Last night we learned of a group of 500 women and children who this weekend attempted to swim across the crocodile-infested Limpopo River to reach South Africa, only to fall prey to local bandits known as "guma-guma." Last night at the Methodist Church we heard that 5 of the women who crossed were raped, and two babies were literally taken off their mothers' backs and thrown into the river to drown.

These local gangs beat, rob, and rape; they extort what little money or possessions Zimbabweans have been able to salvage from their shattered lives in Zimbabwe with the false promise of helping them to cross the border safely.

Despite the fact that Zimbabweans literally risk their lives to flee Zimbabwe, the South African government only considers Zimbabweans as “voluntary economic migrants” and aggressively deports them – approximately 17,000 Zimbabweans are deported each month by South African authorities, according to UN and Department of Home Affairs figures. The result is that Zimbabweans live in a constant state of fear. Few seek the health care they need, and to which they are entitled under the South African constitution, out of fear of arrest and deportation.

Our medical teams treat around 4,000 Zimbabweans each month in Musina and Johannesburg. We see mainly respiratory tract infections, sexually transmitted infections, including HIV (about 25-30% of those tested in our mobile and fixed clinics are HIV-positive), gastro-intestinal and diarrhoeal conditions (including cholera), and stress-related ailments (due to the multiple traumatic events patients have endured). We are also seeing an increase in the number of cases of sexual violence and in the number of unaccompanied minors arriving in both Musina and Johannesburg. 200 people arrived at the Methodist Church just yesterday, 10 of whom are unaccompanied minors.

As if they haven’t endured enough, Zimbabweans are being forced to hide in the shadows of South African society to avoid deportation and to escape xenophobic violence within South Africa. What they need is protection. We are calling upon the government of South Africa to halt deportations and provide adequate humanitarian assistance – including some form of legal status – for Zimbabweans seeking refuge in their country.


Christophe Fournier:

Listen:


Thank you, Manuel and Rachel to have described so vividly the situation for Zimbabweans both in Zimbabwe and in South Africa. I would just like to conclude by reiterating what we are actually calling for today.

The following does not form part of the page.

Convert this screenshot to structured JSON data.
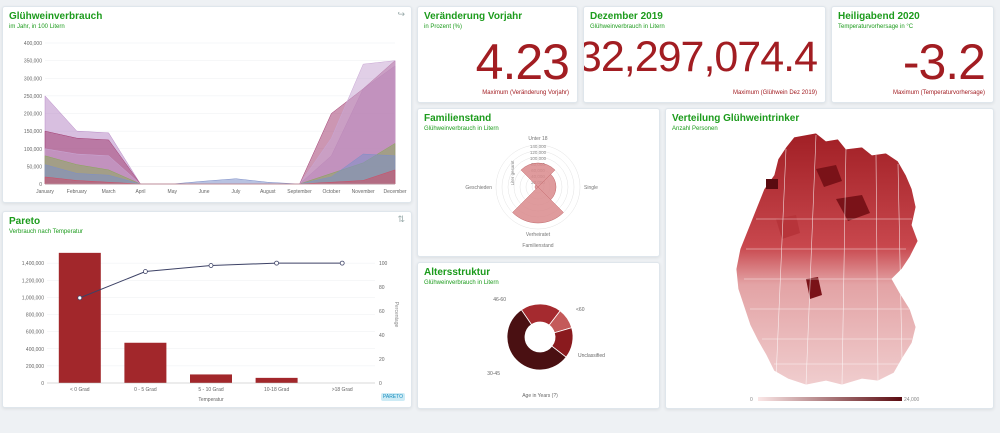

Now more than ever, an adequate humanitarian response in Zimbabwe will require unrestricted access to vulnerable populations for independent aid organizations to carry out our work. The Zimbabwean government must respect independent assessments of need, guarantee that aid agencies can work wherever needs are identified, and ease bureaucratic obstacles so that programs can be staffed properly and drugs and other urgent medical supplies can be imported quickly.

At the same time, MSF is also calling today for donor governments and UN agencies to shift to an emergency approach and respect the distinction between the provision of humanitarian aid and the pursuit of broader political objectives.

Finally, MSF is asking the government of South Africa to stop deporting Zimbabweans and to allow for the provision of appropriate humanitarian assistance, including a legal protection for Zimbabweans seeking refuge in South Africa.

And with that, we will close our remarks and take your questions. Thank you very much.